Al fin Velásquez tras un silencio y un carraspeo:
—Mire Etelvina: yo nunca le manifesté nada… hemos hablado de todo meno de amores…
—Sí, eso es. Sí, eso es —decía ella.
—… Pero ahora ya me saqué el uniforme… No podremo estar así toda la vida…
Terminó Velásquez y comenzó Etelvina.
Le dijo que como ella nunca le había tenido ley a ningún hombre ahora tenía alguna plata.
* * *
Velásquez volvía de día a la casa. Iba a golpear de día “con sol y moscas” aunque se asustaran los vecinos.
Cuando “La Colorada” abrió, se asustó del tono del hombre.
—Vengo a buscar a Etelvina —dijo.
—Dentre.
—No. No dentro. Que salga ella.
Y Etelvina salió con un traje que le había conseguido Lola Terrones, una mandadera de esas a las que la vejez obliga a dejar el oficio.
Un traje que le quedaba mal, pero que no acercaba hombres.
Un traje que le cambiaba el destino. Que le daba un destino nuevo al cuerpo.
El mujererío se quedó haciendo cruces.
* * *
En el arroyo, Velásquez preparaba el asado.
—Yo te traigo la leña —dice la mujer.
—Usté —le dice él— no se me mueva pa ningún lao… Usté cuida las cañas…
Se miraban y se reían.
Él se hizo un pequeño trabón en el pantalón con una rama. Etelvina estuvo resistiendo la risa hasta que estalló, bien abierta. Una risa física, fuerte, total.

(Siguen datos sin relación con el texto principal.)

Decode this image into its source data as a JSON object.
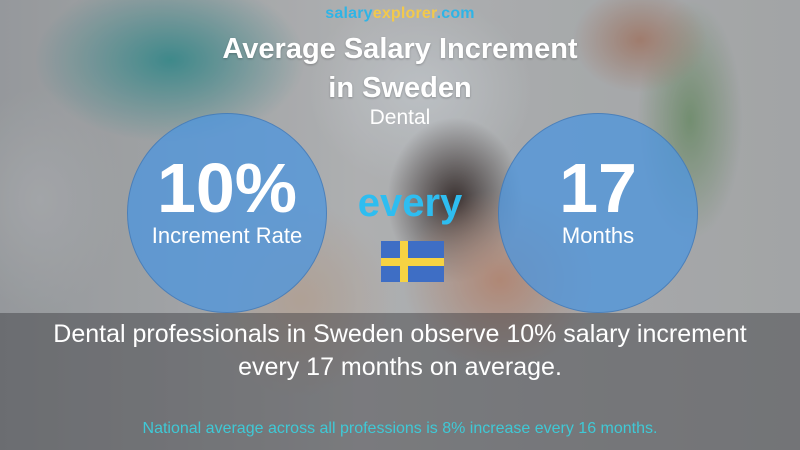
{
  "brand": {
    "part1": "salary",
    "part2": "explorer",
    "part3": ".com",
    "colors": {
      "blue": "#2fb4e6",
      "yellow": "#f2c94c"
    }
  },
  "header": {
    "title_line1": "Average Salary Increment",
    "title_line2": "in Sweden",
    "subtitle": "Dental"
  },
  "increment": {
    "value": "10%",
    "label": "Increment Rate"
  },
  "connector": {
    "text": "every",
    "flag": "sweden-flag-icon"
  },
  "period": {
    "value": "17",
    "label": "Months"
  },
  "description": {
    "line1": "Dental professionals in Sweden observe 10% salary increment",
    "line2": "every 17 months on average."
  },
  "footer": {
    "national": "National average across all professions is 8% increase every 16 months."
  },
  "colors": {
    "circle": "#5096dc",
    "every": "#2ebdf0",
    "national_text": "#3fc9d6",
    "flag_blue": "#3e6ec5",
    "flag_yellow": "#f6d343"
  }
}
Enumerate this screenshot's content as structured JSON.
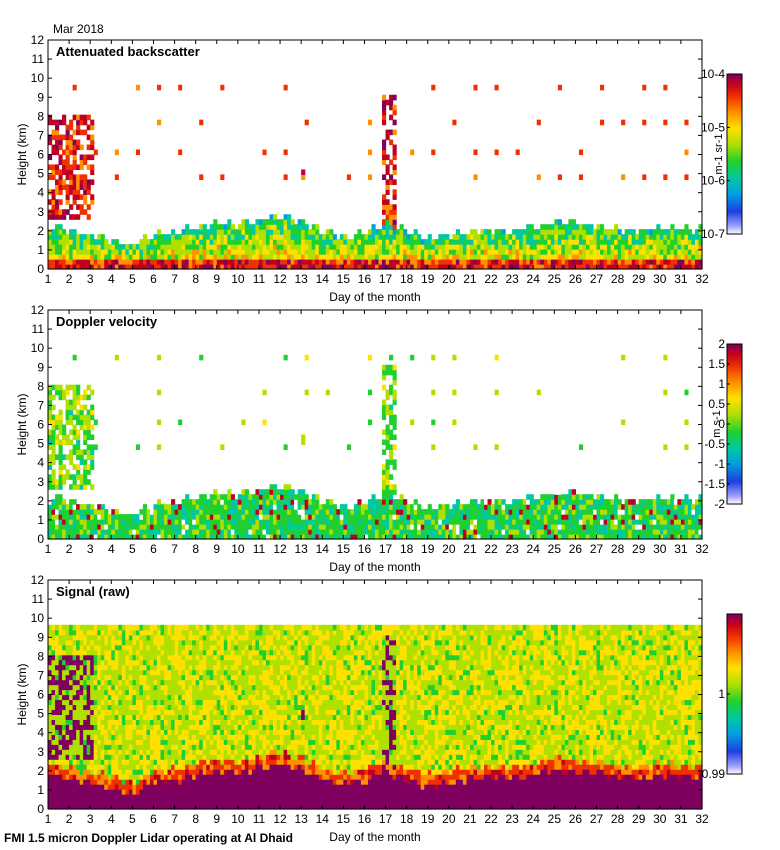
{
  "header": {
    "month_label": "Mar 2018"
  },
  "footer": {
    "caption": "FMI 1.5 micron Doppler Lidar operating at Al Dhaid"
  },
  "colors": {
    "colormap": [
      "#ffffff",
      "#9f9fff",
      "#1f3fdf",
      "#00a0e0",
      "#00c8a0",
      "#20d030",
      "#b0e000",
      "#ffe000",
      "#ff9000",
      "#f03000",
      "#c00020",
      "#800060"
    ]
  },
  "chart_data": [
    {
      "type": "heatmap",
      "title": "Attenuated backscatter",
      "xlabel": "Day of the month",
      "ylabel": "Height (km)",
      "xlim": [
        1,
        32
      ],
      "ylim": [
        0,
        12
      ],
      "xticks": [
        "1",
        "2",
        "3",
        "4",
        "5",
        "6",
        "7",
        "8",
        "9",
        "10",
        "11",
        "12",
        "13",
        "14",
        "15",
        "16",
        "17",
        "18",
        "19",
        "20",
        "21",
        "22",
        "23",
        "24",
        "25",
        "26",
        "27",
        "28",
        "29",
        "30",
        "31",
        "32"
      ],
      "yticks": [
        "0",
        "1",
        "2",
        "3",
        "4",
        "5",
        "6",
        "7",
        "8",
        "9",
        "10",
        "11",
        "12"
      ],
      "colorbar": {
        "scale": "log",
        "range": [
          1e-07,
          0.0001
        ],
        "tick_labels": [
          "10-4",
          "10-5",
          "10-6",
          "10-7"
        ],
        "unit": "m-1 sr-1"
      },
      "boundary_layer_top_km_by_day": [
        2.3,
        2.0,
        1.8,
        1.5,
        1.2,
        1.8,
        1.9,
        2.2,
        2.4,
        2.3,
        2.6,
        2.8,
        2.5,
        2.0,
        1.7,
        1.9,
        2.4,
        2.0,
        1.6,
        1.8,
        2.0,
        2.1,
        2.0,
        2.2,
        2.5,
        2.4,
        2.3,
        2.1,
        2.0,
        2.2,
        2.1
      ],
      "elevated_layers": [
        {
          "day_start": 1.0,
          "day_end": 3.1,
          "height_km": [
            2.5,
            8.2
          ],
          "intensity": "high"
        },
        {
          "day_start": 13.0,
          "day_end": 13.2,
          "height_km": [
            4.8,
            5.4
          ],
          "intensity": "high"
        },
        {
          "day_start": 16.8,
          "day_end": 17.5,
          "height_km": [
            1.5,
            9.2
          ],
          "intensity": "high"
        }
      ],
      "sparse_echo_heights_km": [
        9.5,
        7.6,
        6.2,
        4.7
      ]
    },
    {
      "type": "heatmap",
      "title": "Doppler velocity",
      "xlabel": "Day of the month",
      "ylabel": "Height (km)",
      "xlim": [
        1,
        32
      ],
      "ylim": [
        0,
        12
      ],
      "xticks": [
        "1",
        "2",
        "3",
        "4",
        "5",
        "6",
        "7",
        "8",
        "9",
        "10",
        "11",
        "12",
        "13",
        "14",
        "15",
        "16",
        "17",
        "18",
        "19",
        "20",
        "21",
        "22",
        "23",
        "24",
        "25",
        "26",
        "27",
        "28",
        "29",
        "30",
        "31",
        "32"
      ],
      "yticks": [
        "0",
        "1",
        "2",
        "3",
        "4",
        "5",
        "6",
        "7",
        "8",
        "9",
        "10",
        "11",
        "12"
      ],
      "colorbar": {
        "scale": "linear",
        "range": [
          -2,
          2
        ],
        "tick_labels": [
          "2",
          "1.5",
          "1",
          "0.5",
          "0",
          "-0.5",
          "-1",
          "-1.5",
          "-2"
        ],
        "unit": "m s-1"
      }
    },
    {
      "type": "heatmap",
      "title": "Signal (raw)",
      "xlabel": "Day of the month",
      "ylabel": "Height (km)",
      "xlim": [
        1,
        32
      ],
      "ylim": [
        0,
        12
      ],
      "xticks": [
        "1",
        "2",
        "3",
        "4",
        "5",
        "6",
        "7",
        "8",
        "9",
        "10",
        "11",
        "12",
        "13",
        "14",
        "15",
        "16",
        "17",
        "18",
        "19",
        "20",
        "21",
        "22",
        "23",
        "24",
        "25",
        "26",
        "27",
        "28",
        "29",
        "30",
        "31",
        "32"
      ],
      "yticks": [
        "0",
        "1",
        "2",
        "3",
        "4",
        "5",
        "6",
        "7",
        "8",
        "9",
        "10",
        "11",
        "12"
      ],
      "data_top_km": 9.6,
      "colorbar": {
        "scale": "linear",
        "range": [
          0.99,
          1.01
        ],
        "tick_labels": [
          "1",
          "0.99"
        ],
        "unit": ""
      }
    }
  ]
}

Frente a la extrañeza de él, ella le señaló el pantalón que dejaba ver la pierna.
Entonces él también rió con una risa que le sacudía todo el cuerpo.
* * *
Al atardecer, mientras “juntaban las cacharpas”:
—¡Mire que hemos pasado bien hoy!… Y con nada, como quien dice… Bueno: pa reirse basta con tener ganas…
Pero Etelvina estaba mirando hacia el campo que se iba horizonte adentro, plano y suavecito de colinas. Desde aquella lejanía vino hacia él y comenzó a llorar a borbotones, con todo el cuerpo. Velásquez le levantó la cabeza y comenzó a besarla despacio.
Llamada por aquel beso Etelvina regresó con otro beso.
Era el primero que se daban.
* * *
Etelvina y Velásquez andan averiguando quién quiere vender un carro a medio uso.
Van a salir campo adentro a vender cosas.
—¿Cosas, Velásquez? —preguntan los curiosos.
—Sí… bien no sabemo… pero de hambre no nos vamo a morir, ¿noverdá, Etelvina?